LB 9-84 A glimpse into how ice is changing on Northern Hemisphere Lakes: the freeze-thaw phenology of one thousand USA lakes over thirty years

5:00 PM-6:30 PM
ESA Exhibit Hall
AMAN BASU, York Universisty;Kevin Blagrave,York University;Dawn R. Bazely,York University;Sapna Sharma,York university;
Background/Question/Methods

: Freshwater lakes are rapidly losing their ice cover under anthropogenic climate change. Understanding the dynamics and consequences of such ecosystem changes may provide an impetus for altering the trajectories of potential permanent ice-loss in some Northern Hemisphere lakes.

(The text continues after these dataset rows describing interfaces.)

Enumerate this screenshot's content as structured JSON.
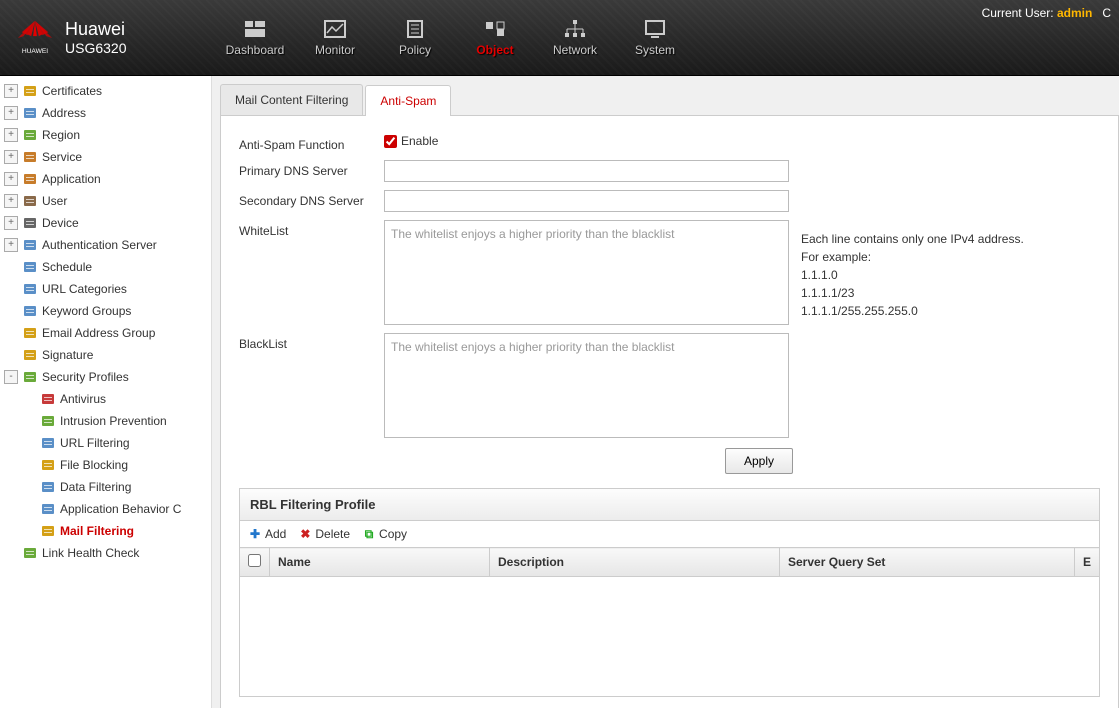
{
  "header": {
    "brand": "Huawei",
    "model": "USG6320",
    "currentUserLabel": "Current User:",
    "currentUser": "admin",
    "nav": [
      {
        "label": "Dashboard"
      },
      {
        "label": "Monitor"
      },
      {
        "label": "Policy"
      },
      {
        "label": "Object",
        "active": true
      },
      {
        "label": "Network"
      },
      {
        "label": "System"
      }
    ]
  },
  "sidebar": {
    "items": [
      {
        "label": "Certificates",
        "toggle": "+"
      },
      {
        "label": "Address",
        "toggle": "+"
      },
      {
        "label": "Region",
        "toggle": "+"
      },
      {
        "label": "Service",
        "toggle": "+"
      },
      {
        "label": "Application",
        "toggle": "+"
      },
      {
        "label": "User",
        "toggle": "+"
      },
      {
        "label": "Device",
        "toggle": "+"
      },
      {
        "label": "Authentication Server",
        "toggle": "+"
      },
      {
        "label": "Schedule",
        "child": true
      },
      {
        "label": "URL Categories",
        "child": true
      },
      {
        "label": "Keyword Groups",
        "child": true
      },
      {
        "label": "Email Address Group",
        "child": true
      },
      {
        "label": "Signature",
        "child": true
      },
      {
        "label": "Security Profiles",
        "toggle": "-"
      },
      {
        "label": "Antivirus",
        "child2": true
      },
      {
        "label": "Intrusion Prevention",
        "child2": true
      },
      {
        "label": "URL Filtering",
        "child2": true
      },
      {
        "label": "File Blocking",
        "child2": true
      },
      {
        "label": "Data Filtering",
        "child2": true
      },
      {
        "label": "Application Behavior C",
        "child2": true
      },
      {
        "label": "Mail Filtering",
        "child2": true,
        "selected": true
      },
      {
        "label": "Link Health Check",
        "child": true
      }
    ]
  },
  "tabs": [
    {
      "label": "Mail Content Filtering"
    },
    {
      "label": "Anti-Spam",
      "active": true
    }
  ],
  "form": {
    "antiSpamLabel": "Anti-Spam Function",
    "enableLabel": "Enable",
    "enableChecked": true,
    "primaryDnsLabel": "Primary DNS Server",
    "primaryDnsValue": "",
    "secondaryDnsLabel": "Secondary DNS Server",
    "secondaryDnsValue": "",
    "whitelistLabel": "WhiteList",
    "whitelistPlaceholder": "The whitelist enjoys a higher priority than the blacklist",
    "blacklistLabel": "BlackList",
    "blacklistPlaceholder": "The whitelist enjoys a higher priority than the blacklist",
    "hint": "Each line contains only one IPv4 address.\nFor example:\n1.1.1.0\n1.1.1.1/23\n1.1.1.1/255.255.255.0",
    "applyLabel": "Apply"
  },
  "rbl": {
    "title": "RBL Filtering Profile",
    "addLabel": "Add",
    "deleteLabel": "Delete",
    "copyLabel": "Copy",
    "columns": {
      "name": "Name",
      "description": "Description",
      "serverQuerySet": "Server Query Set",
      "extra": "E"
    }
  }
}
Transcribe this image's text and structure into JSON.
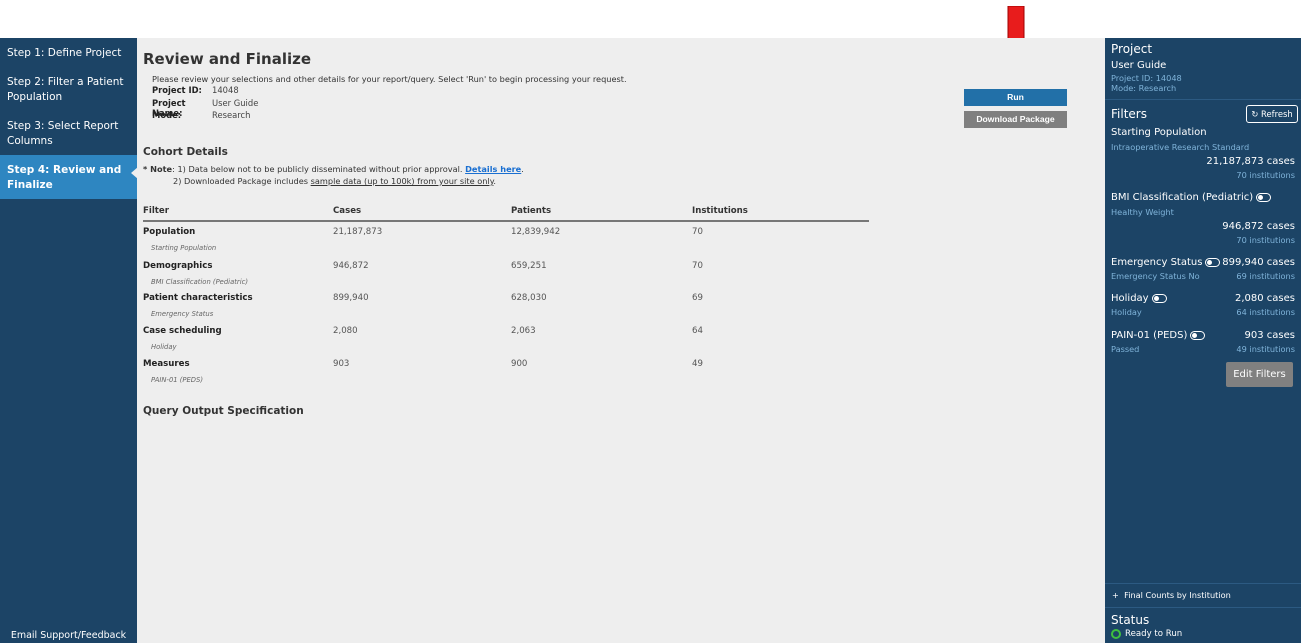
{
  "nav": {
    "items": [
      {
        "label": "Step 1: Define Project",
        "active": false
      },
      {
        "label": "Step 2: Filter a Patient Population",
        "active": false
      },
      {
        "label": "Step 3: Select Report Columns",
        "active": false
      },
      {
        "label": "Step 4: Review and Finalize",
        "active": true
      }
    ],
    "footer": "Email Support/Feedback"
  },
  "main": {
    "title": "Review and Finalize",
    "intro": "Please review your selections and other details for your report/query. Select 'Run' to begin processing your request.",
    "meta": [
      {
        "label": "Project ID:",
        "value": "14048"
      },
      {
        "label": "Project Name:",
        "value": "User Guide"
      },
      {
        "label": "Mode:",
        "value": "Research"
      }
    ],
    "cohort_title": "Cohort Details",
    "note": {
      "prefix": "* Note",
      "line1": ": 1) Data below not to be publicly disseminated without prior approval. ",
      "link": "Details here",
      "line1_end": ".",
      "line2_a": "2) Downloaded Package includes ",
      "line2_u": "sample data (up to 100k) from your site only",
      "line2_b": "."
    },
    "table": {
      "headers": [
        "Filter",
        "Cases",
        "Patients",
        "Institutions"
      ],
      "rows": [
        {
          "name": "Population",
          "sub": "Starting Population",
          "cases": "21,187,873",
          "patients": "12,839,942",
          "institutions": "70"
        },
        {
          "name": "Demographics",
          "sub": "BMI Classification (Pediatric)",
          "cases": "946,872",
          "patients": "659,251",
          "institutions": "70"
        },
        {
          "name": "Patient characteristics",
          "sub": "Emergency Status",
          "cases": "899,940",
          "patients": "628,030",
          "institutions": "69"
        },
        {
          "name": "Case scheduling",
          "sub": "Holiday",
          "cases": "2,080",
          "patients": "2,063",
          "institutions": "64"
        },
        {
          "name": "Measures",
          "sub": "PAIN-01 (PEDS)",
          "cases": "903",
          "patients": "900",
          "institutions": "49"
        }
      ]
    },
    "output_title": "Query Output Specification",
    "run_label": "Run",
    "download_label": "Download Package"
  },
  "right": {
    "project_title": "Project",
    "project_name": "User Guide",
    "project_id": "Project ID: 14048",
    "project_mode": "Mode: Research",
    "filters_title": "Filters",
    "refresh_label": "Refresh",
    "starting": {
      "title": "Starting Population",
      "sub": "Intraoperative Research Standard",
      "cases": "21,187,873 cases",
      "institutions": "70 institutions"
    },
    "bmi": {
      "title": "BMI Classification (Pediatric)",
      "sub": "Healthy Weight",
      "cases": "946,872 cases",
      "institutions": "70 institutions"
    },
    "emergency": {
      "title": "Emergency Status",
      "sub": "Emergency Status No",
      "cases": "899,940 cases",
      "institutions": "69 institutions"
    },
    "holiday": {
      "title": "Holiday",
      "sub": "Holiday",
      "cases": "2,080 cases",
      "institutions": "64 institutions"
    },
    "pain": {
      "title": "PAIN-01 (PEDS)",
      "sub": "Passed",
      "cases": "903 cases",
      "institutions": "49 institutions"
    },
    "edit_label": "Edit Filters",
    "final_counts": "Final Counts by Institution",
    "status_title": "Status",
    "status_value": "Ready to Run"
  },
  "colors": {
    "sidebar": "#1c4466",
    "active": "#2e86c1",
    "run": "#2270a8",
    "download": "#7f7f7f",
    "arrow": "#e81c1c",
    "ready": "#3fbf3f"
  }
}
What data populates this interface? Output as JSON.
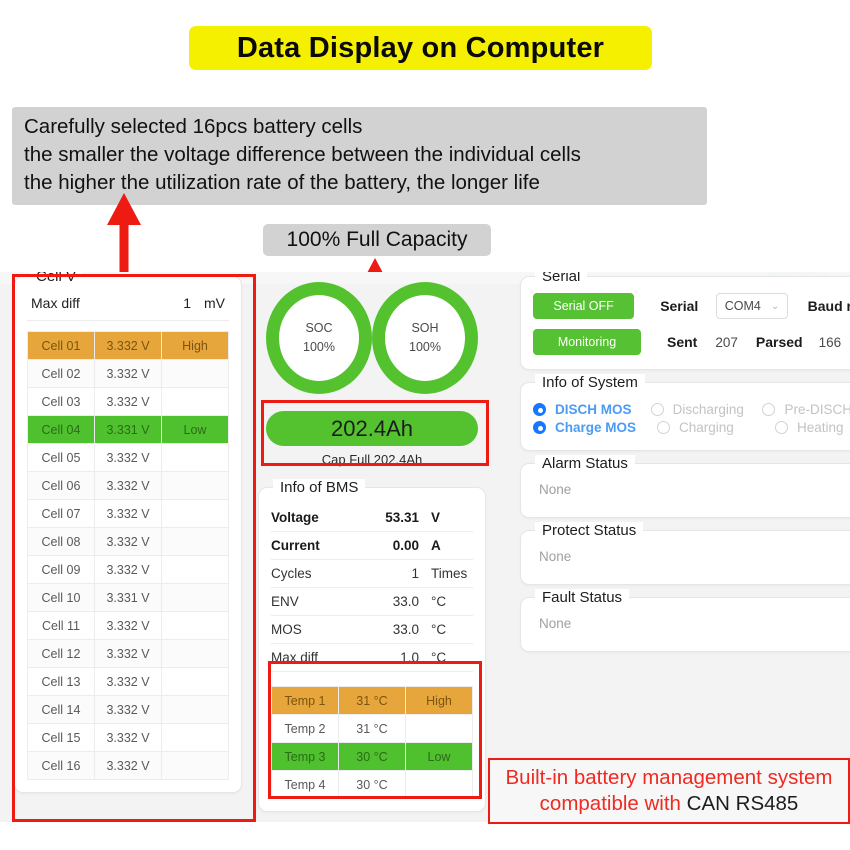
{
  "banner": {
    "title": "Data Display on Computer"
  },
  "notes": {
    "cells_note": [
      "Carefully selected 16pcs battery cells",
      "the smaller the voltage difference between the individual cells",
      "the higher the utilization rate of the battery, the longer life"
    ],
    "capacity_callout": "100% Full Capacity",
    "claim_line1": "Built-in battery management system",
    "claim_line2_red": "compatible with ",
    "claim_line2_black": "CAN RS485"
  },
  "cell_v": {
    "legend": "Cell V",
    "max_diff_label": "Max diff",
    "max_diff_value": "1",
    "max_diff_unit": "mV",
    "rows": [
      {
        "name": "Cell 01",
        "voltage": "3.332 V",
        "flag": "High",
        "state": "high"
      },
      {
        "name": "Cell 02",
        "voltage": "3.332 V",
        "flag": "",
        "state": "alt"
      },
      {
        "name": "Cell 03",
        "voltage": "3.332 V",
        "flag": "",
        "state": "normal"
      },
      {
        "name": "Cell 04",
        "voltage": "3.331 V",
        "flag": "Low",
        "state": "low"
      },
      {
        "name": "Cell 05",
        "voltage": "3.332 V",
        "flag": "",
        "state": "normal"
      },
      {
        "name": "Cell 06",
        "voltage": "3.332 V",
        "flag": "",
        "state": "alt"
      },
      {
        "name": "Cell 07",
        "voltage": "3.332 V",
        "flag": "",
        "state": "normal"
      },
      {
        "name": "Cell 08",
        "voltage": "3.332 V",
        "flag": "",
        "state": "alt"
      },
      {
        "name": "Cell 09",
        "voltage": "3.332 V",
        "flag": "",
        "state": "normal"
      },
      {
        "name": "Cell 10",
        "voltage": "3.331 V",
        "flag": "",
        "state": "alt"
      },
      {
        "name": "Cell 11",
        "voltage": "3.332 V",
        "flag": "",
        "state": "normal"
      },
      {
        "name": "Cell 12",
        "voltage": "3.332 V",
        "flag": "",
        "state": "alt"
      },
      {
        "name": "Cell 13",
        "voltage": "3.332 V",
        "flag": "",
        "state": "normal"
      },
      {
        "name": "Cell 14",
        "voltage": "3.332 V",
        "flag": "",
        "state": "alt"
      },
      {
        "name": "Cell 15",
        "voltage": "3.332 V",
        "flag": "",
        "state": "normal"
      },
      {
        "name": "Cell 16",
        "voltage": "3.332 V",
        "flag": "",
        "state": "alt"
      }
    ]
  },
  "gauges": {
    "soc": {
      "label": "SOC",
      "value": "100%"
    },
    "soh": {
      "label": "SOH",
      "value": "100%"
    }
  },
  "capacity": {
    "pill": "202.4Ah",
    "sub": "Cap Full  202.4Ah"
  },
  "bms": {
    "legend": "Info of BMS",
    "rows": [
      {
        "key": "Voltage",
        "value": "53.31",
        "unit": "V",
        "bold": true
      },
      {
        "key": "Current",
        "value": "0.00",
        "unit": "A",
        "bold": true
      },
      {
        "key": "Cycles",
        "value": "1",
        "unit": "Times",
        "bold": false
      },
      {
        "key": "ENV",
        "value": "33.0",
        "unit": "°C",
        "bold": false
      },
      {
        "key": "MOS",
        "value": "33.0",
        "unit": "°C",
        "bold": false
      },
      {
        "key": "Max diff",
        "value": "1.0",
        "unit": "°C",
        "bold": false
      }
    ]
  },
  "temps": {
    "rows": [
      {
        "name": "Temp 1",
        "value": "31 °C",
        "flag": "High",
        "state": "high"
      },
      {
        "name": "Temp 2",
        "value": "31 °C",
        "flag": "",
        "state": "normal"
      },
      {
        "name": "Temp 3",
        "value": "30 °C",
        "flag": "Low",
        "state": "low"
      },
      {
        "name": "Temp 4",
        "value": "30 °C",
        "flag": "",
        "state": "normal"
      }
    ]
  },
  "serial": {
    "legend": "Serial",
    "btn_serial": "Serial OFF",
    "btn_monitoring": "Monitoring",
    "serial_label": "Serial",
    "port_value": "COM4",
    "chevron": "⌄",
    "baud_label": "Baud r",
    "sent_label": "Sent",
    "sent_value": "207",
    "parsed_label": "Parsed",
    "parsed_value": "166"
  },
  "system": {
    "legend": "Info of System",
    "row1": [
      {
        "label": "DISCH MOS",
        "on": true
      },
      {
        "label": "Discharging",
        "on": false
      },
      {
        "label": "Pre-DISCH",
        "on": false
      }
    ],
    "row2": [
      {
        "label": "Charge MOS",
        "on": true
      },
      {
        "label": "Charging",
        "on": false
      },
      {
        "label": "Heating",
        "on": false
      }
    ]
  },
  "statuses": [
    {
      "legend": "Alarm Status",
      "value": "None"
    },
    {
      "legend": "Protect Status",
      "value": "None"
    },
    {
      "legend": "Fault Status",
      "value": "None"
    }
  ],
  "colors": {
    "banner_yellow": "#f5f000",
    "note_gray": "#d2d2d2",
    "accent_red": "#ee1b12",
    "green": "#54c22f",
    "orange": "#e6a63c",
    "blue": "#1677ff"
  }
}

Previous research shows that lakes in southern and coastal regions, in addition to larger and deeper lakes are most sensitive to losing ice at rapid rates.

Results/Conclusions

: This analysis benefits from long-term reporting by the Community Lake Ice Collaboration (CLIC) citizen science project. Local community members in five US states (New York, Wisconsin, Minnesota, Maine, and Michigan) monitored the dates of ice formation (winter freeze), and spring thaw, on 1000 lakes over thirty years, from 1989 to 2022. This data set allowed an investigation of the anomalies, trends, variability, and extremes of ice-on and ice-off dates across a broad landscape, as well as the identification of the lake morphological and climatic factors driving patterns in lake ice phenology. We also assessed a suite of future ice-loss scenarios through Shared Socioeconomic Pathways projections, and we identified the lakes that are most vulnerable to climate change, and the rapid loss of ice in this century.